There is much wailing and gnashing of teeth, along with sackcloth and ashes, associated with Mitt Romney’s traveling press secretary telling reporters to “kiss my a--.” No kidding, it’s somehow big news. It’s generally bad manners to shout at someone to kiss your behind, but maybe I’m old school — I don’t think it’s a big deal.
Way back in the day, I was a press advanceman at the White House, and to say the least, we had some colorful exchanges with members of the White House press corps that by today’s standards, I guess would constitute criminal assault. And I recall later, as a staffer in the West Wing, really learning how to express my dissatisfaction from being on the receiving end of an almost daily, withering, and unprintable critique of my performance and general aptitude from none other than this newspaper’s White House correspondent, Ann Devroy of the Washington Post. I loved Ann; we were actually close, and I certainly learned a lot from her. But that didn’t keep either of us from using language that would make a sailor blush. What’s happened to American politics when the staff and the press can’t snarl and curse at each other and then instantly get over it?
Anyway, speaking of slander, the Obama campaign is calling Mitt Romney a felon again. (Notice the clip chosen at 0:17 includes word “felons” on the screen.) It’s one thing for the campaigns to lose their temper and snap at each other, the media, or the opposition, but the President of the United States calling someone a felon is a very serious matter.
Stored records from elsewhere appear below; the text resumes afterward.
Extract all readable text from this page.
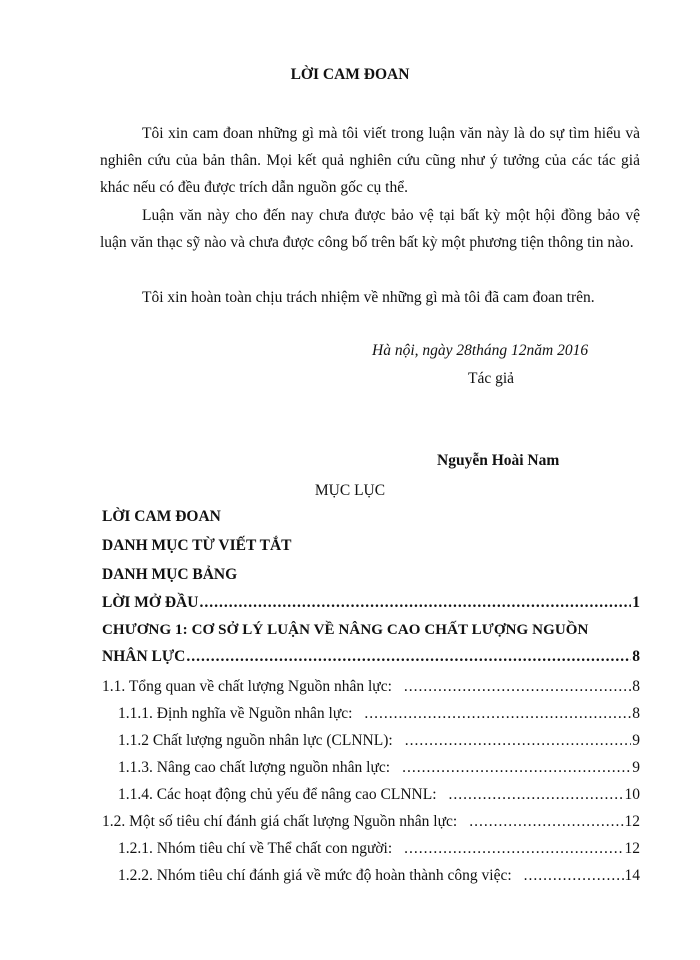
LỜI CAM ĐOAN

Tôi xin cam đoan những gì mà tôi viết trong luận văn này là do sự tìm hiểu và nghiên cứu của bản thân. Mọi kết quả nghiên cứu cũng như ý tưởng của các tác giả khác nếu có đều được trích dẫn nguồn gốc cụ thể.

Luận văn này cho đến nay chưa được bảo vệ tại bất kỳ một hội đồng bảo vệ luận văn thạc sỹ nào và chưa được công bố trên bất kỳ một phương tiện thông tin nào.

Tôi xin hoàn toàn chịu trách nhiệm về những gì mà tôi đã cam đoan trên.

Hà nội, ngày 28tháng 12năm 2016
Tác giả
Nguyễn Hoài Nam
MỤC LỤC
LỜI CAM ĐOAN
DANH MỤC TỪ VIẾT TẮT
DANH MỤC BẢNG
LỜI MỞ ĐẦU .....	1
CHƯƠNG 1: CƠ SỞ LÝ LUẬN VỀ NÂNG CAO CHẤT LƯỢNG NGUỒN
NHÂN LỰC .....	8
1.1. Tổng quan về chất lượng Nguồn nhân lực: .....	8
1.1.1. Định nghĩa về Nguồn nhân lực: .....	8
1.1.2 Chất lượng nguồn nhân lực (CLNNL): .....	9
1.1.3. Nâng cao chất lượng nguồn nhân lực: .....	9
1.1.4. Các hoạt động chủ yếu để nâng cao CLNNL: .....	10
1.2. Một số tiêu chí đánh giá chất lượng Nguồn nhân lực: .....	12
1.2.1. Nhóm tiêu chí về Thể chất con người: .....	12
1.2.2. Nhóm tiêu chí đánh giá về mức độ hoàn thành công việc: .....	14
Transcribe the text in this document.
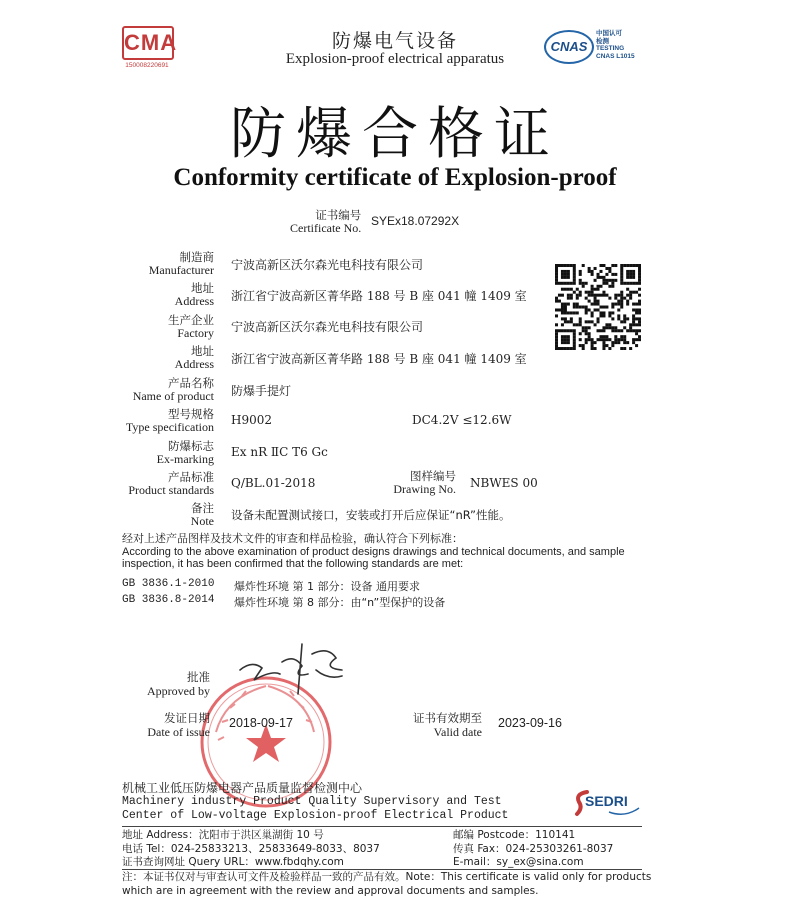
CMA
150008220691
CNAS
中国认可
检测
TESTING
CNAS L1015
防爆电气设备
Explosion-proof electrical apparatus
防爆合格证
Conformity certificate of Explosion-proof
证书编号
Certificate No. SYEx18.07292X
制造商
Manufacturer 宁波高新区沃尔森光电科技有限公司
地址
Address 浙江省宁波高新区菁华路 188 号 B 座 041 幢 1409 室
生产企业
Factory 宁波高新区沃尔森光电科技有限公司
地址
Address 浙江省宁波高新区菁华路 188 号 B 座 041 幢 1409 室
产品名称
Name of product 防爆手提灯
型号规格
Type specification H9002	DC4.2V ≤12.6W
防爆标志
Ex-marking Ex nR ⅡC T6 Gc
产品标准
Product standards Q/BL.01-2018	图样编号
Drawing No. NBWES 00
备注
Note 设备未配置测试接口，安装或打开后应保证“nR”性能。
经对上述产品图样及技术文件的审查和样品检验，确认符合下列标准：
According to the above examination of product designs drawings and technical documents, and sample inspection, it has been confirmed that the following standards are met:
GB 3836.1-2010 爆炸性环境 第 1 部分：设备 通用要求
GB 3836.8-2014 爆炸性环境 第 8 部分：由“n”型保护的设备
批准
Approved by
发证日期
Date of issue
2018-09-17	证书有效期至
Valid date
2023-09-16
机械工业低压防爆电器产品质量监督检测中心
Machinery industry Product Quality Supervisory and Test
Center of Low-voltage Explosion-proof Electrical Product
SEDRI
地址 Address：沈阳市于洪区巢湖街 10 号
电话 Tel：024-25833213、25833649-8033、8037
证书查询网址 Query URL：www.fbdqhy.com
邮编 Postcode：110141
传真 Fax：024-25303261-8037
E-mail：sy_ex@sina.com
注：本证书仅对与审查认可文件及检验样品一致的产品有效。Note：This certificate is valid only for products which are in agreement with the review and approval documents and samples.
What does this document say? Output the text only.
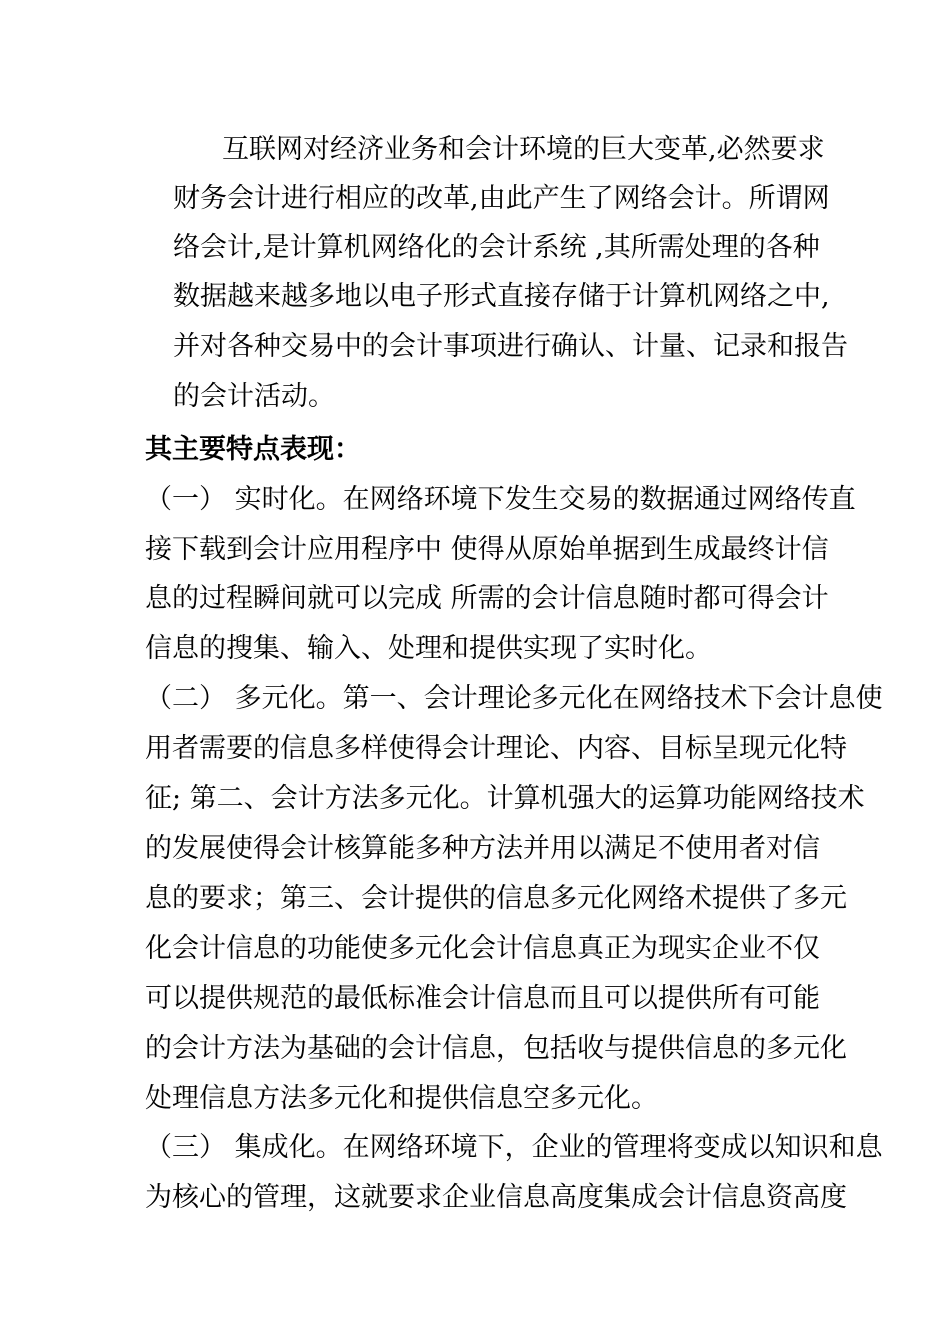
互联网对经济业务和会计环境的巨大变革,必然要求
财务会计进行相应的改革,由此产生了网络会计。所谓网
络会计,是计算机网络化的会计系统 ,其所需处理的各种
数据越来越多地以电子形式直接存储于计算机网络之中,
并对各种交易中的会计事项进行确认、计量、记录和报告
的会计活动。
其主要特点表现：
（一） 实时化。在网络环境下发生交易的数据通过网络传直
接下载到会计应用程序中 使得从原始单据到生成最终计信
息的过程瞬间就可以完成 所需的会计信息随时都可得会计
信息的搜集、输入、处理和提供实现了实时化。
（二） 多元化。第一、会计理论多元化在网络技术下会计息使
用者需要的信息多样使得会计理论、内容、目标呈现元化特
征; 第二、会计方法多元化。计算机强大的运算功能网络技术
的发展使得会计核算能多种方法并用以满足不使用者对信
息的要求；第三、会计提供的信息多元化网络术提供了多元
化会计信息的功能使多元化会计信息真正为现实企业不仅
可以提供规范的最低标准会计信息而且可以提供所有可能
的会计方法为基础的会计信息，包括收与提供信息的多元化
处理信息方法多元化和提供信息空多元化。
（三） 集成化。在网络环境下，企业的管理将变成以知识和息
为核心的管理，这就要求企业信息高度集成会计信息资高度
As I’ve said before, what’s the president going to do about this? Or is he trying to send a message to the investigative and law enforcement agencies that work for him to do the dirty work that he wants done? The president needs to be called out on this. If he thinks he has uncovered a felony, he has the obligation to take action. If he doesn’t, he needs to shut up. Last time, I refrained from using such sharp language, but now it appears we are all becoming a little less inhibited. I don’t think the voters are impressed.